Arthur è ormai l’ombra di se stesso

Ada continua la terapia d’urto, iniziata da Thomas nella scorsa puntata, per recuperare fisicamente e soprattutto mentalmente suo fratello maggiore. Arthur viene infatti incaricato di guidare una spedizione punitiva in quel di Liverpool, dove tale Haydn Stagg, interpretato da Stephen Graham (altra grande firma che entra nel cast di Peaky Blinders), ha rubato parecchio oppio dai magazzini degli Shelby. Arthur, accompagnato da Isaiah e altri baldi giovani, appare parecchio provato fisicamente dalla sua astinenza. Apprendiamo che viene sistematicamente (e letteralmente) rinchiuso all’interno degli uffici della compagnia quando è in preda alle sue crisi d’astinenza, come un lupo mannaro si nasconde nelle notti di luna piena per evitare di trasformarsi. Arthur però non è più nemmeno quella bestia feroce di un tempo che non sapeva dosare la forza nei momenti di perdita di autocontrollo, e lo scontro verbale con Mr.
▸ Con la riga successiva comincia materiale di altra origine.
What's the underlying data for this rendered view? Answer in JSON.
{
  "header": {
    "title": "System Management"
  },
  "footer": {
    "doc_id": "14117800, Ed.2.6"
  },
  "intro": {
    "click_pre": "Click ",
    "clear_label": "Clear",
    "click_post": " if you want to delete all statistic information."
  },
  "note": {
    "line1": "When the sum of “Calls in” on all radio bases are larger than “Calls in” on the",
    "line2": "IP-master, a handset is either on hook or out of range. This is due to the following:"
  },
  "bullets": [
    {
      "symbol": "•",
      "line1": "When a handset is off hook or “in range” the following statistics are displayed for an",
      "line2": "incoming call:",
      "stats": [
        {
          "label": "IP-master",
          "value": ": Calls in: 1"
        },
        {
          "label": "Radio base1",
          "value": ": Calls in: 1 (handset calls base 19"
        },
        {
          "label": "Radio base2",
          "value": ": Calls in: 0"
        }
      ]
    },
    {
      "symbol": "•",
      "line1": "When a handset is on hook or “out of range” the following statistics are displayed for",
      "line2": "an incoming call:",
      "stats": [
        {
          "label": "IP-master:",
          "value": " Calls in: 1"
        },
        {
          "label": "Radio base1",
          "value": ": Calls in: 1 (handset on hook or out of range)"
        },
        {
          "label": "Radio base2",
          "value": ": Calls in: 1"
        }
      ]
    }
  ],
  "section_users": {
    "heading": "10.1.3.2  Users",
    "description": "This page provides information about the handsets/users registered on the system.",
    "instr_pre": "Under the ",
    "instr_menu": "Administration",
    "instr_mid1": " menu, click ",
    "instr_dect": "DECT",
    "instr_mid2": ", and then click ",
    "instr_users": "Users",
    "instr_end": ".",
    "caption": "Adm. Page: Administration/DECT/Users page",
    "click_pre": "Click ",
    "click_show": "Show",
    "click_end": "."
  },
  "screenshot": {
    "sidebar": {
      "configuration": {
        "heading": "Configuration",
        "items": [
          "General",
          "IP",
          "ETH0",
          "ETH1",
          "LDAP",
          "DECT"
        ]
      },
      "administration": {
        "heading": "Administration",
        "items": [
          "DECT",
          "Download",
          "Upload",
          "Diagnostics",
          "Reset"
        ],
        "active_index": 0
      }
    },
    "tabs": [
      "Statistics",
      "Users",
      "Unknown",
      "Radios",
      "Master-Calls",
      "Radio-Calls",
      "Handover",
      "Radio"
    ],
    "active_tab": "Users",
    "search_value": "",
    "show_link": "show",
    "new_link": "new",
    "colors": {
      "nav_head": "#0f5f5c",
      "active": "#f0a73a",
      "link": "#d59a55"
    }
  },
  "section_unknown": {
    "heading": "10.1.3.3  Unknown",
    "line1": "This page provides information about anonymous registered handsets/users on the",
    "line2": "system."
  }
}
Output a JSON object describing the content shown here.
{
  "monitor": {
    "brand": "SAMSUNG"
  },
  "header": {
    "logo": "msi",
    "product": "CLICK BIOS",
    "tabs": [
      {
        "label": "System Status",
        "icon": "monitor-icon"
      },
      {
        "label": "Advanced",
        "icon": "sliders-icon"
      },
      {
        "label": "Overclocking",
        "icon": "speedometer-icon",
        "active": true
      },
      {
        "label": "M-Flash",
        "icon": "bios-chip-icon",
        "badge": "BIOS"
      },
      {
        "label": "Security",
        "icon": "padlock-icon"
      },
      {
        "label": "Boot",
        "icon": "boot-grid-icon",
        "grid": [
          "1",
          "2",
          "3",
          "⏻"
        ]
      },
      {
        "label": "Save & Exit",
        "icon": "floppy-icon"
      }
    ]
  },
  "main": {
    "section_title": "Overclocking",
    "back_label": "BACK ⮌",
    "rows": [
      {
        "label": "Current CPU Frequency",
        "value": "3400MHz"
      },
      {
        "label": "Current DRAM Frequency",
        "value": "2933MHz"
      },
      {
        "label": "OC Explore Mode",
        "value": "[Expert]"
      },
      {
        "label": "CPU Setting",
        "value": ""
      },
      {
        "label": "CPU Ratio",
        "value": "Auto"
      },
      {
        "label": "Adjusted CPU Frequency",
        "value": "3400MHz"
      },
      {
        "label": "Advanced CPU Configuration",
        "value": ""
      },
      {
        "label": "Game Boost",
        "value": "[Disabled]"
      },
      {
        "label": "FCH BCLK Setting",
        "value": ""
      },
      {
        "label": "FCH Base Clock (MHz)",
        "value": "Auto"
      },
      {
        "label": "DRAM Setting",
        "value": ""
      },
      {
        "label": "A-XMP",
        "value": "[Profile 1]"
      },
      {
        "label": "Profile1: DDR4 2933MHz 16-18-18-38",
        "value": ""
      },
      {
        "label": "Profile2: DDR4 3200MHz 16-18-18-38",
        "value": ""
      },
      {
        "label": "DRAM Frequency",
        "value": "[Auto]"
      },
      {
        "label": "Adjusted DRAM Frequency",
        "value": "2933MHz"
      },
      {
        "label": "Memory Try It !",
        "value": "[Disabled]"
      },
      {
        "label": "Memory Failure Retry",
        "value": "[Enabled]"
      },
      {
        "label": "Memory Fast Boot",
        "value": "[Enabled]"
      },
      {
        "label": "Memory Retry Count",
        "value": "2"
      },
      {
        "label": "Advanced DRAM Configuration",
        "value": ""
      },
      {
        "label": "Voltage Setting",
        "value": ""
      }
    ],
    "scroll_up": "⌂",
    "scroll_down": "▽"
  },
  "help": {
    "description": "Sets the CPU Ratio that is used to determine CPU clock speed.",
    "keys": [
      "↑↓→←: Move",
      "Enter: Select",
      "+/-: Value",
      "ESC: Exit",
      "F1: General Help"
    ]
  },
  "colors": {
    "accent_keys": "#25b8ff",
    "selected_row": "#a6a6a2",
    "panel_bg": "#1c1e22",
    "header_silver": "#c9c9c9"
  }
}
Stagg sottolinea questa sua condizione. Stagg è un ex tossicodipendente che ha combattuto e vinto la sua battaglia, e prima che Arthur cominci il pestaggio ordito da Ada nei suoi confronti, questi gli sputa in faccia la sacrosanta verità: Arthur può anche nascondersi, farsi rinchiudere e placare, ma gli si legge in faccia che è sull’orlo del baratro, che anche se stesse 90, 100 giorni senza drogarsi, sarebbe sempre ad un passo dalla ricaduta, in quanto assolutamente non in grado di controllare i propri istinti. Ed è qui che forse si accende in noi un barlume di speranza. Arthur, piuttosto che gonfiare di botte Stagg, lo lascia andare, fa marcia indietro e se ne va, dimostrando di essere stato colpito (e affondato) nel profondo. Avrà imparato la lezione? Potrebbe ora cominciare una redenzione per Arthur, che si trova in un punto quanto mai critico.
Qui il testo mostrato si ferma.